Charles B. DeVoe and wife were pioneers in Wisconsin and endured many hardships and dangers incident to the times. They were natives of Herkimer County, N. Y., and died in Richland County, Wis. The former was a blacksmith by trade and probably acquired some land. The maternal grandparents of our subject, Bronson and Helen (Korah) Bangham, came to Richland County from Michigan. James DeVoe, father of Fred, was born at Utica, N. Y., and was twelve years old when, in 1849, he accompanied his parents to Wisconsin. For a short time he resided in Walworth County, but later settled permanently in Richland County, where he lived for 60 years, his death occurring there January 8, 1910. His wife Olivia, who was born in Michigan, is still living and resides with her son at Wausau, being now 63 years old. Their family numbered four children, of whom Fred is the eldest, the others being: Charles B., who is a piano dealer at Richland Center; Mrs. E. H. Edwards, of Richland Center, and Mrs. W. E. Keine, of Milwaukee.  

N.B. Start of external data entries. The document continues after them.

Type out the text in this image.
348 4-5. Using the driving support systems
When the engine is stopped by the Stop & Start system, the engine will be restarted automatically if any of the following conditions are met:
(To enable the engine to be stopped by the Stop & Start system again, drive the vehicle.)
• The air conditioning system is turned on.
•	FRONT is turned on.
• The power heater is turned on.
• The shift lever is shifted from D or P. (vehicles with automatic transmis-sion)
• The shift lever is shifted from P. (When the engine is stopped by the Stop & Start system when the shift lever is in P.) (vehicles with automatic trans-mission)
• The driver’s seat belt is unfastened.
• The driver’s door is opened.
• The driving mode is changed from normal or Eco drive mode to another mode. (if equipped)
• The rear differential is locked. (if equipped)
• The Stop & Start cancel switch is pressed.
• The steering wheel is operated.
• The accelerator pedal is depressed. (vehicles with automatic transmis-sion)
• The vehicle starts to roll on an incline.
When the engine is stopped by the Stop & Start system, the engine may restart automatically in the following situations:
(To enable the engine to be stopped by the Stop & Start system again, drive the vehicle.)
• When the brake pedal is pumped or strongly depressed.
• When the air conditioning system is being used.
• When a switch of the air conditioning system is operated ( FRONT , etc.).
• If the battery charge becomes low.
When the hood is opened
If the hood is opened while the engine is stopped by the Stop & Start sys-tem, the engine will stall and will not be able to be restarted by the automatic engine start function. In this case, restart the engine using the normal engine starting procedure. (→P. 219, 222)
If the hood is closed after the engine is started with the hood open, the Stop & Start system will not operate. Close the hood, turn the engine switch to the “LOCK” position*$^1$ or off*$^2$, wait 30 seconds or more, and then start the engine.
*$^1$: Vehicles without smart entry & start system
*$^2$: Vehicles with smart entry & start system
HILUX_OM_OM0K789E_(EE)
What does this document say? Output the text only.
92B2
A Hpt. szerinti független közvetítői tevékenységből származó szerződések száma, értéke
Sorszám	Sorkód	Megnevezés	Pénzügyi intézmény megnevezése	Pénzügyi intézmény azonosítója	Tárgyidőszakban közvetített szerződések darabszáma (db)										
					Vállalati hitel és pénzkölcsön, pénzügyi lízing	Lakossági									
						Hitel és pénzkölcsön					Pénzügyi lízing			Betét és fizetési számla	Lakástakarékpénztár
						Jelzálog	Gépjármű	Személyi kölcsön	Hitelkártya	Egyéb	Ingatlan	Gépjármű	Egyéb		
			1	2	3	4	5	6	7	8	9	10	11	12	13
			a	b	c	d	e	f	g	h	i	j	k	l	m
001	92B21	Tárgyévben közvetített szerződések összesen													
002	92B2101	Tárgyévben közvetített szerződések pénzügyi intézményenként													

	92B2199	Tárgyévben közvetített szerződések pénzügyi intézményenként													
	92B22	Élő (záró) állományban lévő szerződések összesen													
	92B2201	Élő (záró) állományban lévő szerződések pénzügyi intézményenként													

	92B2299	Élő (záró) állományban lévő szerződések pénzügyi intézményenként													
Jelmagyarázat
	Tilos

Fred DeVoe had but few educational advantages m his youth. His father was engaged in the monument business and his services were required on the home farm, on which he worked from his eighth to his sixteenth year. He then went on the road selling monuments and was thus occupied, chiefly in Wisconsin, until he had reached his thirtieth year. He then located in Wausau and engaged in business for himself under the name of the Fred DeVoe Granite Company. In 1899 he secured additional capital, and the firm became the Marathon Granite Company, which has had a prosperous business career. Its present capital is $100,000 and 125 men are employed at the plant and in the quarries, three of the latter being located in Marathon county and one in Marinette county. The granite quarried is suitable both for building and monumental work and is shipped to every state in the Union and also to Canada and Alaska.  

Perhaps few large industries in this section are conducted with so little friction as is the business of the Marathon Granite Company. Mr. DeVoe is a liberal, broad-minded man and has always recognized the just rights of labor, employing union labor entirely and showing by his method of conducting the business that he believes in the old Biblical adage: "The laborer is worthy of his hire." All his employees work but half a day on Saturday. He says that the only society he ever belonged to was a Sunday school. However, he has shown his recognition of the great principle of human brotherhood and his public spirit has brought pleasure to many residents of the city.